Page:Rousseau - Collection complète des œuvres t6.djvu/286

Cette page n’a pas encore été corrigée

Peuples, combien on vous en fait accroire, en faisant si souvent intervenir les Puissances pour autoriser le mal qu’elles ignorent, & qu’on veut faire en leur nom !

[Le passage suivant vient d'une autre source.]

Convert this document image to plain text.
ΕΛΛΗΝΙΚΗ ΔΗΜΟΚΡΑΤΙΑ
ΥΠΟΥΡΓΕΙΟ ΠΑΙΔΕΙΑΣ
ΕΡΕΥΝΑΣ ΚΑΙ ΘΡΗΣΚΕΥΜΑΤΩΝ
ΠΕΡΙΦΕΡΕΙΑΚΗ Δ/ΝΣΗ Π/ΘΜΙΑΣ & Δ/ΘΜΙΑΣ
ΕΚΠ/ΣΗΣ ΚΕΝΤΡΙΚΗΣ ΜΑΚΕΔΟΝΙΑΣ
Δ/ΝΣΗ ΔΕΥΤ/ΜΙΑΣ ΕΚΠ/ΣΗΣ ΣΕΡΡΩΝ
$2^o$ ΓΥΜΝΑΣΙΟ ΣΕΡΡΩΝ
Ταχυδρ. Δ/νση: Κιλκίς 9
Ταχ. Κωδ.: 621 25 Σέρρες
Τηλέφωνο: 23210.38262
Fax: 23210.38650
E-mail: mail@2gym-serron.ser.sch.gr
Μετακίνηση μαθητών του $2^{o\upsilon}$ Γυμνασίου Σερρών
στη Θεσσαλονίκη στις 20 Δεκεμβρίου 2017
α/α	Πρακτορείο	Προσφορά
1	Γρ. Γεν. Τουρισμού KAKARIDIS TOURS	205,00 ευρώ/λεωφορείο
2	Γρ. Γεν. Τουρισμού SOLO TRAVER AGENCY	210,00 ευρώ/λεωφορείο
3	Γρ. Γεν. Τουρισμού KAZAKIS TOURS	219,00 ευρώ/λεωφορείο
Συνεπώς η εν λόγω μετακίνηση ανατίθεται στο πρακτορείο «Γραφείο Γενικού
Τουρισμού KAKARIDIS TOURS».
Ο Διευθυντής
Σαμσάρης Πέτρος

Lorsque j’arrivai dans ce pays, on eût dit que tout le Royaume de France étoit à mes trousses. On brûle mes Livres à Geneve ; c’est pour complaire à la France. On m’y décrete ; la France le veut ainsi. L’on me fait chasser du Canton de Berne : c’est la France qui l’a demandé. L’on me poursuit jusque dans ces Montagnes ; si l’on m’en eût pu chasser, c’eût encore été la France. Forcé par mille outrages, j’écris une Lettre apologétique. Pour le coup tout étoit perdu. J’étois entouré, surveillé ; la France envoyoit des espions pour me guetter, des Soldats pour m’enlever, des brigands pour m’assassiner ; il étoit même imprudent de sortir de ma maison. Tous les dangers me venoient toujours de la France, du Parlement, du Clergé, de la Cour même ; on ne vit de la vie un pauvre barbouilleur de papier devenir, pour son malheur, un homme aussi important. Ennuyé de tant de bêtises, je vais en France ; je connoissois les François, & j’étois malheureux ! On m’accueille, on me caresse, je reçois mille honnêtetés, & il ne tient qu’à moi d’en recevoir davantage. Je retourne tranquillement chez moi. L’on tombe des nues ; on n’en revient pas ; on blâme fortement mon étourderie, mais on cesse de me menacer de la France : on a raison. Si jamais des assassins daignent terminer mes souffrances, ce n’est sûrement pas de ce pays-là qu’ils viendront.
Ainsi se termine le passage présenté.